FDA to Review Nogapendekin Alfa in Bladder Cancer and Lymphopenia
A supplemental biologics license application has been submitted to the FDA for nogapendekin alfa plus Bacillus Calmette-Guérin in papillary non-muscle invasive bladder cancer.
US FDA
- ImmunityBio has submitted a supplemental biologics license application (sBLA) to the FDA seeking approval for nogapendekin alfa inbakicept (Anktiva) plus Bacillus Calmette-Guérin (BCG) in BCG-unresponsive non-muscle invasive bladder cancer (NMIBC), specifically for papillary disease.
- An Expanded Access Protocol (EAP) has also been submitted to the FDA for nogapendekin alfa in the treatment of lymphopenia, a critical unmet need in cancer patients undergoing various therapies, following Regenerative Medicine Advanced Therapy (RMAT) designation for this indication.
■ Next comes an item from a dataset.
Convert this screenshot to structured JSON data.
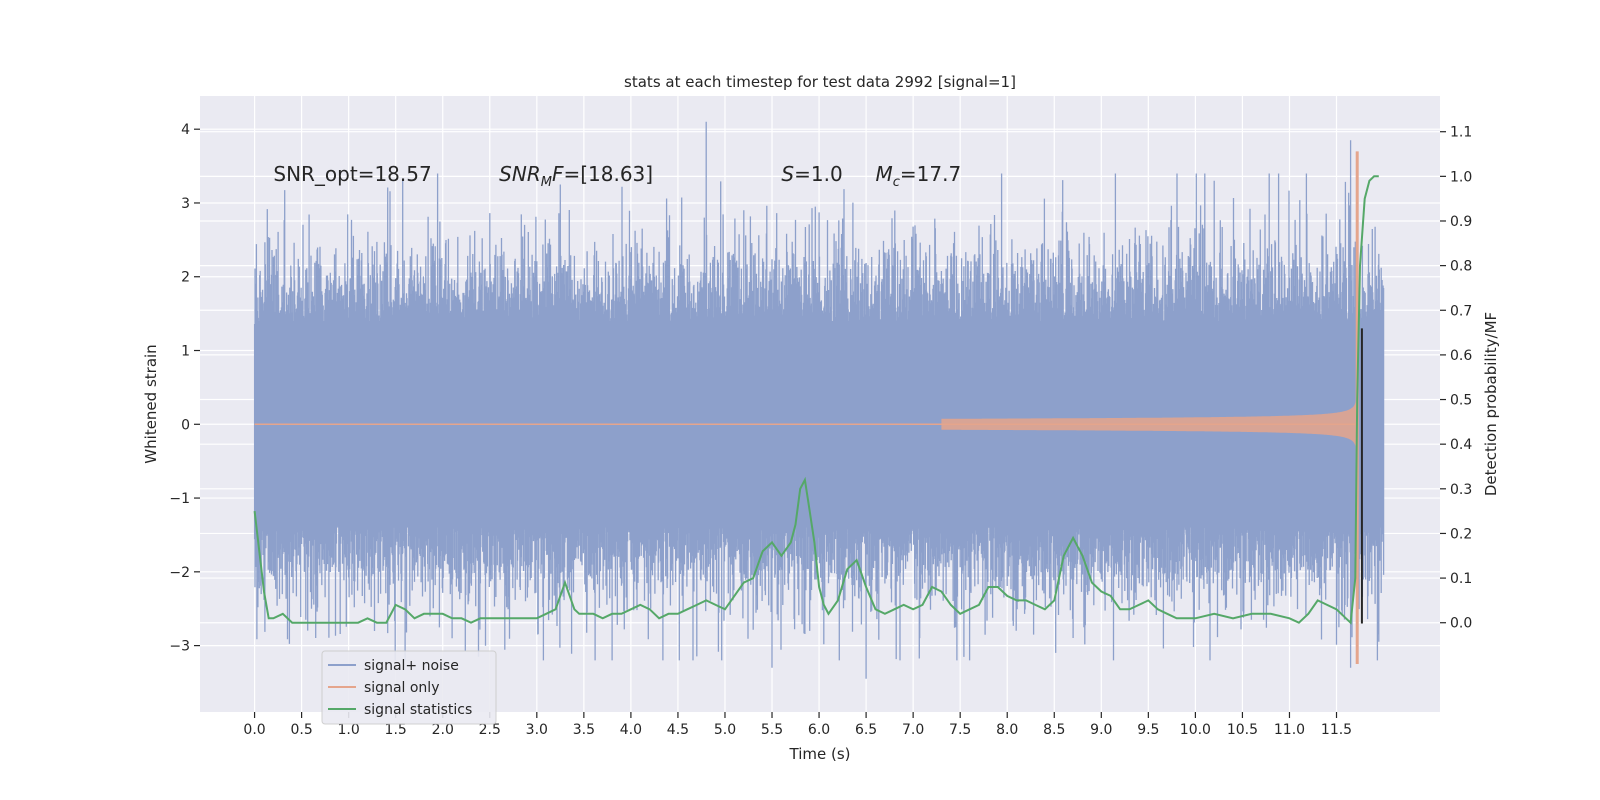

- These submissions highlight the potential of nogapendekin alfa to significantly impact the management of both NMIBC and treatment-related complications like lymphopenia.
ImmunityBio, Inc. announced multiple regulatory submissions to the FDA, including expanding the utility of nogapendekin alfa, an innovative immunotherapy, in BCG-unresponsive NMIBC with papillary disease and for the treatment of lymphopenia in patients with cancer.1
Currently, nogapendekin alfa in combination with BCG is approved for BCG-unresponsive carcinoma in situ (CIS) with or without papillary disease.2 The approval was supported by positive results from a series of studies, including the QUILT 3.032 trial (NCT03022825).
The rationale for this application is also supported by compelling efficacy data from the QUILT 3.032 trial, demonstrating durable complete remissions in patients with BCG-unresponsive NMIBC papillary disease treated with the combination therapy.1 Notably, the submitted data indicate a high probability of bladder preservation, with 88% and 82% of patients avoiding radical cystectomy at 2 and 3 years, respectively, following treatment.
Realistic illustration of immune cells - Generated with Adobe Firefly
Further supporting these findings, the pivotal study published in the New England Journal of Medicine Evidence reported a disease-free survival (DFS) rate of 55% at 12 months, 51% at 18 months, and 48% at 24 months in patients with papillary NMIBC treated with BCG plus nogapendekin alfa.3 Moreover, this treatment regimen resulted in a 93% avoidance of cystectomy with a median follow-up of 20.7 months.
These results suggest that the combination immunotherapy, where nogapendekin alfa appears to rescue BCG efficacy in patients who have failed prior BCG treatment, could offer an effective bladder-sparing therapeutic option for papillary NMIBC.
EAP for Nogapendekin Alfa
In a separate development, ImmunityBio has submitted an EAP to the FDA for nogapendekin alfa in the treatment of lymphopenia.
Lymphopenia, characterized by a reduction in circulating lymphocytes such as natural killer cells and T cells, is a common and often severe consequence of cancer itself and various cancer treatments, including chemotherapy, radiation, steroids, and checkpoint inhibitors. This depletion of key immune cells can compromise the body's ability to fight the cancer and increase the risk of infections and other complications.
Currently, there are no approved treatments specifically targeting lymphopenia in the context of cancer therapy. The FDA previously granted RMAT designation to nogapendekin alfa for this indication in the first quarter of 2025.4
The submitted EAP, pending authorization, can provide early access to nogapendekin alfa for patients and physicians seeking a therapeutic intervention to mitigate lymphopenia that is caused by standard cancer treatments.1
The development of nogapendekin alfa serves as a potential "BioShield" against the adverse events of cancer therapies. By preserving or restoring lymphocyte counts, nogapendekin alfa could potentially improve treatment tolerance, enhance antitumor immune responses, and ultimately lead to better outcomes for patients with cancer who are undergoing various modalities of care.